In a major breakthrough, scientists have grown an esophagus in the laboratory entirely from pluripotent stem cells (PSCs), which are those cells that can become any other type of cell in the body.
The study published in the journal Cell Stem Cell is the latest advancement from researchers at the Cincinnati Children’s Center for Stem Cell and Organoid Medicine (CuSTOM). The center is developing new ways to study birth defects and diseases that affect millions of people with gastrointestinal disorders, such as gastric reflux, cancer, etc.
The work is leading to new personalized diagnostic methods and focused in part on developing regenerative tissue therapies to treat or cure GI disorders. Cincinnati Children’s scientists and their multi-institutional collaborators already have used PSCs to bioengineer human intestine, stomach, colon and liver.
Disorders of the esophagus and trachea are prevalent enough in people that organoid models of human esophagus could be greatly beneficial,” said Jim Wells, Ph.D., the chief scientific officer at CuSTOM and study lead investigator. “In addition to being a new model to study birth defects like esophageal atresia, the organoids can be used to study diseases like eosinophilic esophagitis and Barrett’s metaplasia, or to bioengineer genetically matched esophageal tissue for individual patients.”
The scientists based their new method for using human PSCs to general esophageal organoids on precisely timed, step-by-step manipulations of genetic and biochemical signals that pattern and form embryonic endoderm and foregut tissues. They focused in part on the gene Sox2 and its associated protein—which are already known to trigger esophageal conditions when their function is disrupted. The scientists used mice, frogs, and human tissue cultures to identify other genes and molecular pathways regulated by Sox2 during esophagus formation.

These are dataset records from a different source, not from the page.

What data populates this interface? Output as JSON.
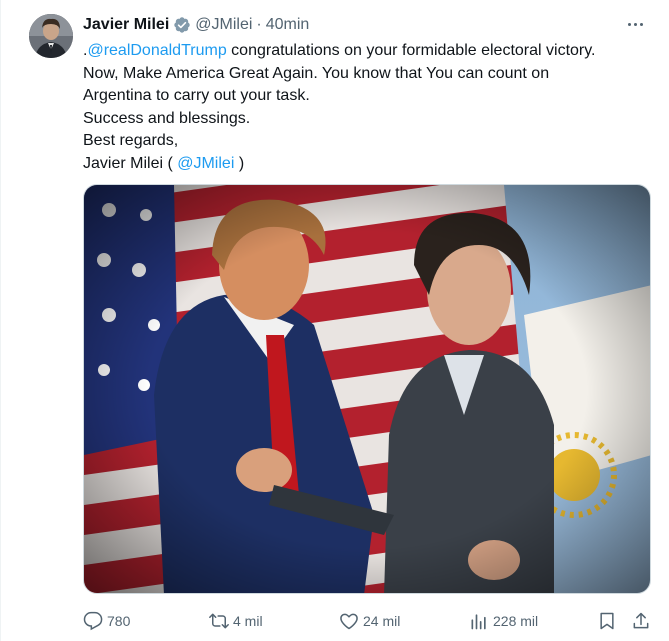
{
  "author": {
    "name": "Javier Milei",
    "handle": "@JMilei",
    "separator": "·",
    "time": "40min"
  },
  "tweet": {
    "lines": [
      {
        "prefix": ".",
        "mention": "@realDonaldTrump",
        "rest": " congratulations on your formidable electoral victory."
      },
      {
        "text": "Now, Make America Great Again. You know that You can count on"
      },
      {
        "text": "Argentina to carry out your task."
      },
      {
        "text": "Success and blessings."
      },
      {
        "text": "Best regards,"
      },
      {
        "prefix": "Javier Milei ( ",
        "mention": "@JMilei",
        "rest": " )"
      }
    ]
  },
  "actions": {
    "replies": "780",
    "reposts": "4 mil",
    "likes": "24 mil",
    "views": "228 mil"
  },
  "colors": {
    "accent": "#1d9bf0",
    "text": "#0f1419",
    "muted": "#536471",
    "verified": "#829aab"
  },
  "icons": [
    "verified-badge-icon",
    "more-icon",
    "reply-icon",
    "repost-icon",
    "like-icon",
    "views-icon",
    "bookmark-icon",
    "share-icon"
  ]
}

The scientists report that during critical stages of embryonic development, the Sox2 gene blocks the programming and action of genetic pathways that direct cells to become respiratory instead of esophageal. In particular, the Sox2 protein inhibits the signaling of a molecule called Wnt and promotes the formation and survival of esophageal tissues.

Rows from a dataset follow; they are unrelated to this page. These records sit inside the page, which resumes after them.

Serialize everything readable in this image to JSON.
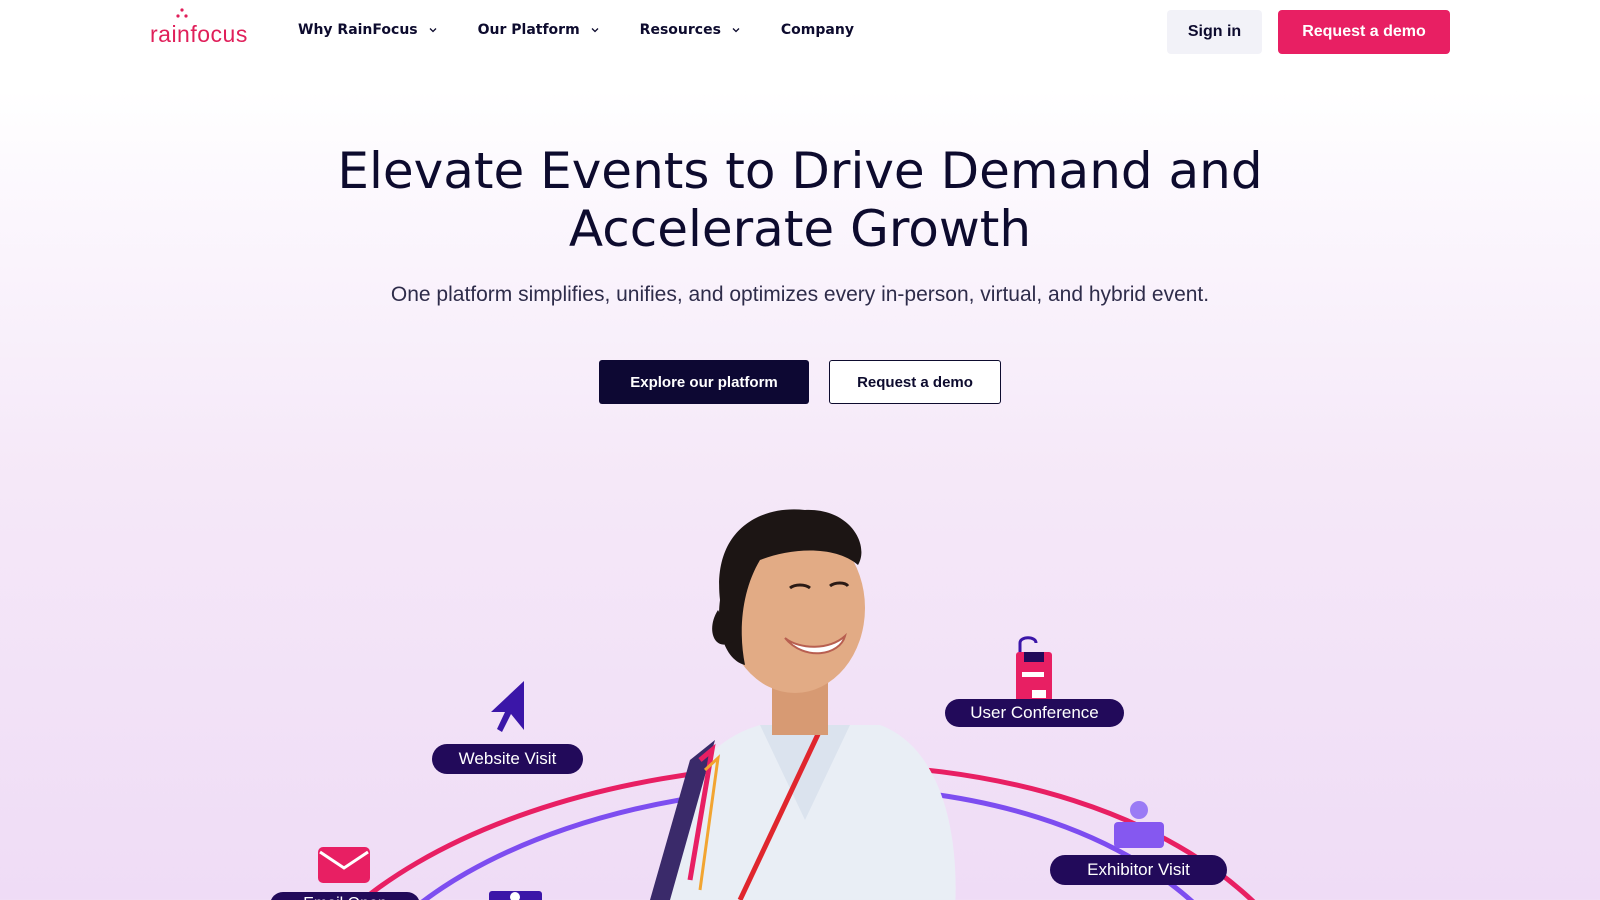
{
  "brand": {
    "name": "rainfocus",
    "accent": "#e81f63",
    "navy": "#0d0833"
  },
  "nav": {
    "items": [
      {
        "label": "Why RainFocus",
        "has_dropdown": true
      },
      {
        "label": "Our Platform",
        "has_dropdown": true
      },
      {
        "label": "Resources",
        "has_dropdown": true
      },
      {
        "label": "Company",
        "has_dropdown": false
      }
    ],
    "sign_in": "Sign in",
    "request_demo": "Request a demo"
  },
  "hero": {
    "title_line1": "Elevate Events to Drive Demand and",
    "title_line2": "Accelerate Growth",
    "subtitle": "One platform simplifies, unifies, and optimizes every in-person, virtual, and hybrid event.",
    "primary_cta": "Explore our platform",
    "secondary_cta": "Request a demo"
  },
  "journey": {
    "labels": {
      "website_visit": "Website Visit",
      "user_conference": "User Conference",
      "exhibitor_visit": "Exhibitor Visit",
      "email_open": "Email Open"
    },
    "icons": [
      "cursor-icon",
      "badge-icon",
      "person-icon",
      "envelope-icon"
    ]
  }
}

In another test to help confirm the importance of Sox2 expression on the esophageal formation, researchers studied the complete loss of Sox2 during the development process in mice. The absence of Sox2 resulted in esophageal agenesis—a condition in which the esophagus terminates in a pouch.
After successfully generating fully formed human esophageal organoids—which grew to a length of about 300-800 micrometers in about two months—the bioengineered tissues were compared biochemically to esophageal tissues from patient biopsies. Those tests showed the bioengineered and biopsies tissues were strikingly similar in composition, according to the authors. and does not connect to the stomach.
The researchers will continue to investigate these organoids and efforts will be made on ways to advance the technology with a hope that the organoids will meet their therapeutic potential.